- The Washington Times - Thursday, March 27, 2008

U.S. military and counterterrorism officials say they expect clashes with Shi’ite militias in Basra to escalate in the upcoming weeks, but U.S. commanders are not likely to move forces into the region, leaving the Iraqi army to lead the fight.

The U.S. military has been providing air and liaison support to Iraqi forces for the past two days as the fighting intensified in both the southern city of Basra and Shi’ite neighborhoods of Baghdad, leading to the death of nearly 50 people in both cities and injuring nearly 200 in the battle.

Iraqi Prime Minister Nouri al-Maliki, who has been camping in Basra to monitor the crackdown, issued a warning to the Shi’ite militias yesterday that if they didn’t lay down weapons within the next 72 hours they would be facing severe consequences.

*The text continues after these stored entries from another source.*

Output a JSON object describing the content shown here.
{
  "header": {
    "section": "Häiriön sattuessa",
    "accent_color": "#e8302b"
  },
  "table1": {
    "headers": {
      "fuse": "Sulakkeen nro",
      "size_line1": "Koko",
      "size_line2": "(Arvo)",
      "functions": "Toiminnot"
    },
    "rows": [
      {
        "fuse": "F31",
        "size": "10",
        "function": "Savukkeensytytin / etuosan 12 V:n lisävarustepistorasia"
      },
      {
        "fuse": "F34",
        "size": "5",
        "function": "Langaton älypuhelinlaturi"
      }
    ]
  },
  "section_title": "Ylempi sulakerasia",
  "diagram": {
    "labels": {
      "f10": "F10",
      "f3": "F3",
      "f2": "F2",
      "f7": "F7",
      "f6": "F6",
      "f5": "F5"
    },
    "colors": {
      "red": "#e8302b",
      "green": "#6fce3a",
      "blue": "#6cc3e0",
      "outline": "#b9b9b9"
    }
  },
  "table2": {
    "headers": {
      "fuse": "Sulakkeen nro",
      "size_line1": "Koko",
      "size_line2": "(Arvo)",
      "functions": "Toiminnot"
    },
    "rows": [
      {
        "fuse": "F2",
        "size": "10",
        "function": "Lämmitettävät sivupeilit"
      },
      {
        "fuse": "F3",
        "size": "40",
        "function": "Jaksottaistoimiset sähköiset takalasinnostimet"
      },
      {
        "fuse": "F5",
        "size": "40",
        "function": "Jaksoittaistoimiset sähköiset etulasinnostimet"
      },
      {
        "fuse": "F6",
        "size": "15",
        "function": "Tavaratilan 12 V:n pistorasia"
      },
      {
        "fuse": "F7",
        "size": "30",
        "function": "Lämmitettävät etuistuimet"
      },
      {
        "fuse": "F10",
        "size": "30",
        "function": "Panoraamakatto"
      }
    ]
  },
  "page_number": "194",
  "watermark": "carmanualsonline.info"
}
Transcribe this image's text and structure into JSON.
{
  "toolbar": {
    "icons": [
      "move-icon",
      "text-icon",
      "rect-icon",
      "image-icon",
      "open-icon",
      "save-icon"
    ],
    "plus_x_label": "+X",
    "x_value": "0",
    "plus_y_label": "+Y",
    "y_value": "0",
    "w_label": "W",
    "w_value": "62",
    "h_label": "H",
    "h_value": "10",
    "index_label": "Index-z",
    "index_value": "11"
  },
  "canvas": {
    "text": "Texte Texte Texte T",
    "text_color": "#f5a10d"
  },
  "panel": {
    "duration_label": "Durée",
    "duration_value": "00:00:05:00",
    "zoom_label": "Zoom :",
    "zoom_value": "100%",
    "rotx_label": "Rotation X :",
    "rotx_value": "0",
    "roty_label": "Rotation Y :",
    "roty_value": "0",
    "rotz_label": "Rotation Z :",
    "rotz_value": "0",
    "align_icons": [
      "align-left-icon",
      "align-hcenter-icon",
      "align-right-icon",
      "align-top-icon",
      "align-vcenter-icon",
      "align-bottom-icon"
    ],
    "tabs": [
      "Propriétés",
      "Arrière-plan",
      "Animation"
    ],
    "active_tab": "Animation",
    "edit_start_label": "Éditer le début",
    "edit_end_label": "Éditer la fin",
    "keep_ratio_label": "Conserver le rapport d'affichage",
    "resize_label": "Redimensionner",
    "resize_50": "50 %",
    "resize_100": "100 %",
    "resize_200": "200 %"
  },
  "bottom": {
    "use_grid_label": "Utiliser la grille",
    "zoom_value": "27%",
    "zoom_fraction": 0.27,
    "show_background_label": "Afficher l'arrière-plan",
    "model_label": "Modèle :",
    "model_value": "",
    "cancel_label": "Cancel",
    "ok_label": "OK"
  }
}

“The prime minister is personally leading the efforts,” a U.S. military official in Baghdad said. “We have some small liaison elements with them and will provide close air support if they request it, but no intent right now to move any forces closer or down there,” the official added. “Remember, this is a province that was turned over to Iraq.”

In Baghdad, several volleys of rockets slammed into the U.S.-protected Green Zone for the third day this week, and the U.S. Embassy said three Americans were seriously wounded, the Associated Press reported. At least eight Iraqis were killed elsewhere in the capital by rounds that apparently fell short, police said.

Two American soldiers were killed yesterday in separate attacks in Baghdad, the military said.

Shi’ite cleric Muqtada al-Sadr’s Mahdi Army militia agreed to a six-month cease-fire in August, and extended it by another six months from March 1. The current fighting in the oil city of Basra threatens to end that cease-fire.

The Sadrists are angry over recent raids and detentions, saying U.S. and Iraqi forces have taken advantage of the August cease-fire to crack down on the movement, the AP reported.

They have accused rival Shi’ite parties, which control Iraqi security forces, of engineering the arrests to prevent them from mounting an effective campaign after the Iraqi parliament agreed in February to hold provincial elections by the fall.

According to U.S. counterterrorism officials, Sheik al-Sadr’s militia is fractured and the various outlaw groups are operating without cohesion. Sheik al-Sadr does not have complete control of his group.

“The militias associated with Muqtada al-Sadr run the gamut from moderate to violent, and there doesn’t appear to be unified day-to-day command and control over them,” a counterterrorism official said. “As a result, some of the militias may feel emboldened to use violence. … So it’s entirely conceivable that we’ll see more violence from some [Mahdi Army] elements in the days and weeks to come.”

The fighting threatens to destabilize various parts of Iraq after relative calm over the past year, and poses serious challenges to the fledgling al-Maliki government.

Multi-National Forces-Iraq spokesman Maj. Gen. Kevin Bergner said yesterday the Iraqi government”s decision to send troops to Basra was targeted at criminal elements in the region and not the Mahdi Army.

Speaking to reporters, he said it was “completely” an Iraqi mission, with nearly 16,000 Iraqi police officers and 9,014 Iraqi army troops involved.

Mr. al-Maliki said that he took the actions because “the lawlessness is going on under religious or political cover along with smuggling of oil, weapons and drugs.”

Meanwhile, President Bush attended a 90-minute meeting with the Joint Chiefs of Staff at the Pentagon yesterday to discuss the impact the Iraq and Afghan wars have on U.S. troops and overall global security threats, the Defense Department said.

Navy Adm. Michael Mullen, chairman of the Joint Chiefs, led the meeting that focused on “the stress of six-plus years of fighting the global war on terror” on the overall health of U.S. military personnel, Pentagon spokesman Geoff Morrell said.

Defense officials say stress caused to troops by extended deployments; limited troops stretched far too thin and challenges confronting U.S. forces in Afghanistan — where intelligence suggests a resurgence of al Qaeda in the tribal regions — were topics discussed at the closed-door meeting.

Gen. David H. Petraeus, the top U.S. commander in Iraq, briefed the president on Monday, along with U.S. Central Command Chief Adm. William J. Fallon, whose last day in office is tomorrow.

Gen. Petraeus is preparing for his April testimony on progress in Iraq and Mr. Bush is expected to support the general’s decision to pause troop withdrawal beyond what’s planned.